In total, oil and gas operators are expected to invest more than US $19 Bn in Capex for subsea production equipment this year, a figure that is likely to grow to $33.3 Bn by 2017.

The analyst said the outlook for the subsea industry is “amongst the most promising in the offshore oil and gas world”, with Capex to grow at 14.8% CAGR (Compound Annual Growth Rate) to 2017. In recent years, offshore market conditions have forced operators to push their E&P efforts to deeper, more remote and harsher locations in order to tackle declining production, it said.

In addition, the advancement of subsea technology – coupled with improved manufacturing techniques – has lowered the cost associated with developing certain types of fields. This, it continued, had enabled a number of smaller, previously uneconomical fields to be tied back to existing infrastructure.

Last year proved to be an encouraging year for the global subsea industry, said Infield. For the first time since 2008, Infield recorded 416 new subsea tree orders in 2012, compared with 321 orders the previous year. More than 320 trees were brought onstream – 60 more than in 2011.

This positive trend looks set to continue into 2013, added Infield, which is forecasting more than 500 new subsea tree orders and up to 370 subsea tree installations, mainly driven by investments in the ‘Atlantic Triangle’; West Africa, Brazil and the US GoM.

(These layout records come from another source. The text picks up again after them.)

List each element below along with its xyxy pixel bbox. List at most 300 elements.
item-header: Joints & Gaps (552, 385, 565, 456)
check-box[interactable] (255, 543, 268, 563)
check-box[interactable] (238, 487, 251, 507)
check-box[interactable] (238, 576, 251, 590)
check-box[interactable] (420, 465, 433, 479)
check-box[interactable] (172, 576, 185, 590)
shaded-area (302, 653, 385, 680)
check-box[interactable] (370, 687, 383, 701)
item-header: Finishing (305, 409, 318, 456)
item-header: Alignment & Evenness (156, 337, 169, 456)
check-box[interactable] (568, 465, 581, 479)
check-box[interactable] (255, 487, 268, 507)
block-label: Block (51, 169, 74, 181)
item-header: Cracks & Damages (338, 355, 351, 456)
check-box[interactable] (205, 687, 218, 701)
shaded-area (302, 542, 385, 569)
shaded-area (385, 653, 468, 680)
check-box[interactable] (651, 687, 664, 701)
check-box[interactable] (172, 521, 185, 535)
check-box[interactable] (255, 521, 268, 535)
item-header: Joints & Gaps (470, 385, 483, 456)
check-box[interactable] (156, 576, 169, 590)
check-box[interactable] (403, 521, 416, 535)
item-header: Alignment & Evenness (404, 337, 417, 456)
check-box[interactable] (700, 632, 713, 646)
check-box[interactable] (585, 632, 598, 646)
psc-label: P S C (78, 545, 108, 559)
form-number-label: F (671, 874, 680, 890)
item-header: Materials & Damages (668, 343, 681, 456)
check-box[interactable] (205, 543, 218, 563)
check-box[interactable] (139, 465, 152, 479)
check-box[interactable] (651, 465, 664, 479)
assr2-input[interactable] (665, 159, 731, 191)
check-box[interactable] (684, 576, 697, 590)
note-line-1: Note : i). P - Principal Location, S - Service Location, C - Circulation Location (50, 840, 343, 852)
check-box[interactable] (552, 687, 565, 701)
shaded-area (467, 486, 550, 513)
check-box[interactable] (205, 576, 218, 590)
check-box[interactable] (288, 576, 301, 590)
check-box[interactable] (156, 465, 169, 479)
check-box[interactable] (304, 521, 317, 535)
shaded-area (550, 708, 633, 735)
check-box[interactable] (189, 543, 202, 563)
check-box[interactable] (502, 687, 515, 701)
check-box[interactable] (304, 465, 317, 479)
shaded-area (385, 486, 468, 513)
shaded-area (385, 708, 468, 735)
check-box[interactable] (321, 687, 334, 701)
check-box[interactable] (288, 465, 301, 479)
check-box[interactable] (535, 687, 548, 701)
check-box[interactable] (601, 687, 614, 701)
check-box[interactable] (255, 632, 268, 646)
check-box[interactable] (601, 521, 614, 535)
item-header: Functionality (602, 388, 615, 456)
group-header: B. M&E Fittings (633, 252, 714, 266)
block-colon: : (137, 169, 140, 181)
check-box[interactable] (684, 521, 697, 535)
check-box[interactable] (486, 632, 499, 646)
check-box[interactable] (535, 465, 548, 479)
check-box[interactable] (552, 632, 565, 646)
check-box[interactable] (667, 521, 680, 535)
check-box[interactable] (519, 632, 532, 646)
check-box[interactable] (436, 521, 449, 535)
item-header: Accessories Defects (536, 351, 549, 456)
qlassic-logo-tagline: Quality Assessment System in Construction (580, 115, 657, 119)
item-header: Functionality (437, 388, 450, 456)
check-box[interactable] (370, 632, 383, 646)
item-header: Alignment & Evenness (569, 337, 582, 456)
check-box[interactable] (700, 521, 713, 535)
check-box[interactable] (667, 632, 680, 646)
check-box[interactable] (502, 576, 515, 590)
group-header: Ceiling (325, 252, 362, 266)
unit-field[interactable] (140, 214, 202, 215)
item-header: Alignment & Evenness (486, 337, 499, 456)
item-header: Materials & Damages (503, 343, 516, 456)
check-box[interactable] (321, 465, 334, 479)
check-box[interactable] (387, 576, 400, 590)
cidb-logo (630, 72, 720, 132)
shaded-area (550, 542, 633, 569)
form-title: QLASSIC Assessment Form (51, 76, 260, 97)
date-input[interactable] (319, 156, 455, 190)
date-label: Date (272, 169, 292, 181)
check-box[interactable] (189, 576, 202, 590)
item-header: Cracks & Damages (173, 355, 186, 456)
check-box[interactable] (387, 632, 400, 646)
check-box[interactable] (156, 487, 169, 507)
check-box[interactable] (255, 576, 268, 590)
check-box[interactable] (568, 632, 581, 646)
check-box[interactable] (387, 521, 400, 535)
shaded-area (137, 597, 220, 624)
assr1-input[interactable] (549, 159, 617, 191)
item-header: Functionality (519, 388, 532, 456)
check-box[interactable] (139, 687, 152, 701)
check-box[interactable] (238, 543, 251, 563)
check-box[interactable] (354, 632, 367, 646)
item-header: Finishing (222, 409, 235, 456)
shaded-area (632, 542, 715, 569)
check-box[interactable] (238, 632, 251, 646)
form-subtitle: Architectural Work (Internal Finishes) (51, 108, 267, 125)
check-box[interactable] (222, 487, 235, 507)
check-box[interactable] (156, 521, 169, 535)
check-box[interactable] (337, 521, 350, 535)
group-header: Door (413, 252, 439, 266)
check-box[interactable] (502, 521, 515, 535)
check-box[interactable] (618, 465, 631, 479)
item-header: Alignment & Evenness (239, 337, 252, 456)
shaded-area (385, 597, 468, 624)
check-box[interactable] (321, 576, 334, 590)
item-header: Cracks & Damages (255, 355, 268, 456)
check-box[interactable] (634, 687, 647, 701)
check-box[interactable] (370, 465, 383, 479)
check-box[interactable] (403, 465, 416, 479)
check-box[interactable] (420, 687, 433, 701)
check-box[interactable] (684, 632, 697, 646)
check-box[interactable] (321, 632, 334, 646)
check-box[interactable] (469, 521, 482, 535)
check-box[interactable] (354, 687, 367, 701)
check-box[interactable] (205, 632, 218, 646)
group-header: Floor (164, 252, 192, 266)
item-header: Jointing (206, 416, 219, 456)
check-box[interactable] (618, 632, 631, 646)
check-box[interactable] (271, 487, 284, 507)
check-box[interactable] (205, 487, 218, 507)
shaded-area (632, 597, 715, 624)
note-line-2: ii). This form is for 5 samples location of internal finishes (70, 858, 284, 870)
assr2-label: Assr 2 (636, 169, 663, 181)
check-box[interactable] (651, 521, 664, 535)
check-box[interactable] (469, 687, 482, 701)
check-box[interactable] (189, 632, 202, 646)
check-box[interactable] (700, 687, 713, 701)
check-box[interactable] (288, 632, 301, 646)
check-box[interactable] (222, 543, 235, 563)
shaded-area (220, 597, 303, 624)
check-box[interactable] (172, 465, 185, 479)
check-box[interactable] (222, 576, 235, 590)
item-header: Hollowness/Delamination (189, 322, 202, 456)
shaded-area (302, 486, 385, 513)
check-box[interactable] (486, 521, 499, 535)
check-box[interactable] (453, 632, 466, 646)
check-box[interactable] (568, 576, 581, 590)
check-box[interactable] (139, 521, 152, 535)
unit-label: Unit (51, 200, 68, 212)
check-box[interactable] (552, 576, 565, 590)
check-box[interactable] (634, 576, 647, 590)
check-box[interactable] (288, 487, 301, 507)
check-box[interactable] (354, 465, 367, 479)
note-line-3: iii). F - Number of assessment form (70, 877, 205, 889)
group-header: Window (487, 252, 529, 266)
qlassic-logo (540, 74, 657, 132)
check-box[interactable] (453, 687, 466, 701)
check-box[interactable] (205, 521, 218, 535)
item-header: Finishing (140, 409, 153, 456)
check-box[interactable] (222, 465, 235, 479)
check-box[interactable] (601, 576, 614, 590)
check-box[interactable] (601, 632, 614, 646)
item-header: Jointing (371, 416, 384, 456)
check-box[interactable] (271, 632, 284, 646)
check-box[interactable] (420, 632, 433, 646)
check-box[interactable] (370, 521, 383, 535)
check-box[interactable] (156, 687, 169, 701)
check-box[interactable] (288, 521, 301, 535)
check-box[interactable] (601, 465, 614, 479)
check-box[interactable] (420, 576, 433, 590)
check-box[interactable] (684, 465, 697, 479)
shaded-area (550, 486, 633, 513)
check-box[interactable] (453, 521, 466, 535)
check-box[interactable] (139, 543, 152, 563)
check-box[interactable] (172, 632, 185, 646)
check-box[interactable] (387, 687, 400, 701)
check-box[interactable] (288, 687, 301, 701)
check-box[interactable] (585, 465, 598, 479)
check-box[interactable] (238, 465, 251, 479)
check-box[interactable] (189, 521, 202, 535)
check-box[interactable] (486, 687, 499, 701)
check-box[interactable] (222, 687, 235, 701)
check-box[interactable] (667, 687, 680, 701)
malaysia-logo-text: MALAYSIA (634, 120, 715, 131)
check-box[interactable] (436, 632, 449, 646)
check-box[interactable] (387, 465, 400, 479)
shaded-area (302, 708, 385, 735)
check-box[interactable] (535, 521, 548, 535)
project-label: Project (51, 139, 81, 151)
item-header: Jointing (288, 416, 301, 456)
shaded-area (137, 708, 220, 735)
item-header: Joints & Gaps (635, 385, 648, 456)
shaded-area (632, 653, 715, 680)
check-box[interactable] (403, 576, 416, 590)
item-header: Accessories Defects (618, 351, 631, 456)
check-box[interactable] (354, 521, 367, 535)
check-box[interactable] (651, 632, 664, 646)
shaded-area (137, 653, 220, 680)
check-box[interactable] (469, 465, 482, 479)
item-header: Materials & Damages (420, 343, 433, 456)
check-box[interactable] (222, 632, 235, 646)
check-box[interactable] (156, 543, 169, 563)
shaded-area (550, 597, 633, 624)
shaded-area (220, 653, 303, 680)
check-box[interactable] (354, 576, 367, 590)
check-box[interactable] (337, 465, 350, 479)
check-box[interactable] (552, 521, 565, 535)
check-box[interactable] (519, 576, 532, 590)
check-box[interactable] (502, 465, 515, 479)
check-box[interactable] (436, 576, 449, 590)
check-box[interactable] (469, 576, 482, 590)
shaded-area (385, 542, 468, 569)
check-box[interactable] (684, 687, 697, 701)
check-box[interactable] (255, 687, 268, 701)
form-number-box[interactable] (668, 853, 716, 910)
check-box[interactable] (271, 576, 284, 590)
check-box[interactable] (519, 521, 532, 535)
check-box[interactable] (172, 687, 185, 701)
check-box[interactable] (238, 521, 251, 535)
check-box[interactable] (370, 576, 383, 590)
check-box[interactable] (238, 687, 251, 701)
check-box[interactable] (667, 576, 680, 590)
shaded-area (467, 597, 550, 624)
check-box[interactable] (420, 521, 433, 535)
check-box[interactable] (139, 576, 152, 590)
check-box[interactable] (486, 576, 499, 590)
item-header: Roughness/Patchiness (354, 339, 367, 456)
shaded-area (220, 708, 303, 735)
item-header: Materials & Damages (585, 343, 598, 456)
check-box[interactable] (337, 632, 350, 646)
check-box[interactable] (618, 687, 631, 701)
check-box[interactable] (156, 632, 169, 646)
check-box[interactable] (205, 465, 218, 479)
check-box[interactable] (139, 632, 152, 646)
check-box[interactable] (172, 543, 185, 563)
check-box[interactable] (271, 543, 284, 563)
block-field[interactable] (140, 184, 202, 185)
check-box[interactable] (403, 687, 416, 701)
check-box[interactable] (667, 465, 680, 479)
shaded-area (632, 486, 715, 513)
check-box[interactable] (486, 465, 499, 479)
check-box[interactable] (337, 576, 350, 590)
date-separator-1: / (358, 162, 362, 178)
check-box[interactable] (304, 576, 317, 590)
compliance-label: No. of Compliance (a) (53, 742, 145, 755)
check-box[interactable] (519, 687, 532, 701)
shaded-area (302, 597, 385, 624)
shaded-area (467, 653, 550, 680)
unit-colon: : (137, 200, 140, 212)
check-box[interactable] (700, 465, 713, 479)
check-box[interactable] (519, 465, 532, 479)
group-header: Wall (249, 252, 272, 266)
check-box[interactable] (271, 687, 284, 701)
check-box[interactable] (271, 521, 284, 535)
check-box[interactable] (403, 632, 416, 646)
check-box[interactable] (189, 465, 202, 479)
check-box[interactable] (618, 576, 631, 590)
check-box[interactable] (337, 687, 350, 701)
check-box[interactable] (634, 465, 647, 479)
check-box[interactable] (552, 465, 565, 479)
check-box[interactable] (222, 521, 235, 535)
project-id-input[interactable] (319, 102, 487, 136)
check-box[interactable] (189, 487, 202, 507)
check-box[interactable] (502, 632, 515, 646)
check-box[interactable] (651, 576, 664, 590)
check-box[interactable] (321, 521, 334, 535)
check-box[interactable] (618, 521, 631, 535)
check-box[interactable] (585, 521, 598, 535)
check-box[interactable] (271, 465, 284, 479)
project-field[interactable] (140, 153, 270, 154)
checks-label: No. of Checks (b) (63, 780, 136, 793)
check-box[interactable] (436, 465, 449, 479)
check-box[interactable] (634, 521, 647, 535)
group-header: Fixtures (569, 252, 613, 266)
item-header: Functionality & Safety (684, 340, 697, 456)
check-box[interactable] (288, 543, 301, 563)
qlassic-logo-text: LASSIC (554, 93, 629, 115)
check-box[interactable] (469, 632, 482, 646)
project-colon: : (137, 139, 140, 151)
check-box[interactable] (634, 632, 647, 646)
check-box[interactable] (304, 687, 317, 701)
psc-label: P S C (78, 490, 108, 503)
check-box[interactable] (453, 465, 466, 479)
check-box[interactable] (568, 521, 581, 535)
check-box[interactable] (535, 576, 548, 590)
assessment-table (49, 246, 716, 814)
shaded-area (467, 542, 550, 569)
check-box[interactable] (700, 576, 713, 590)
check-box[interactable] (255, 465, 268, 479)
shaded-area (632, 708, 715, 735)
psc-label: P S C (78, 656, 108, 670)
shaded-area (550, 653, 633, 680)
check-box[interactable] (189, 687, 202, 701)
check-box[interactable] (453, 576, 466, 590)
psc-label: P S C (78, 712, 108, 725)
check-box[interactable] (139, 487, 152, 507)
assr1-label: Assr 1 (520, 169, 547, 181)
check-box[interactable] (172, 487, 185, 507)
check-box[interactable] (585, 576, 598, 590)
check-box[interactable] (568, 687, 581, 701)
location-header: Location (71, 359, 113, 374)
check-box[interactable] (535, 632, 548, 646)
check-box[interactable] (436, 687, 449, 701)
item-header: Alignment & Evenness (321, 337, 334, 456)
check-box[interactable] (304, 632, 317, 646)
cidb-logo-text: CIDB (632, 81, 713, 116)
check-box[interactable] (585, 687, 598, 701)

Among the most anticipated awards are: Total’s Egina field offshore Nigeria, with an expected order for more than 35 trees, and Chevron’s award for Block 14 offshore Angola, which could potentially add a further 21 trees. An award is also expected for BP’s PAJ development during the second half of 2013, adding up to 30 tree orders to the market.

In Brazil Petrobras is moving towards making an award for the first tranche of subsea infrastructure on its Libra and Carioca fields, as well as the second tranche for its Franco development.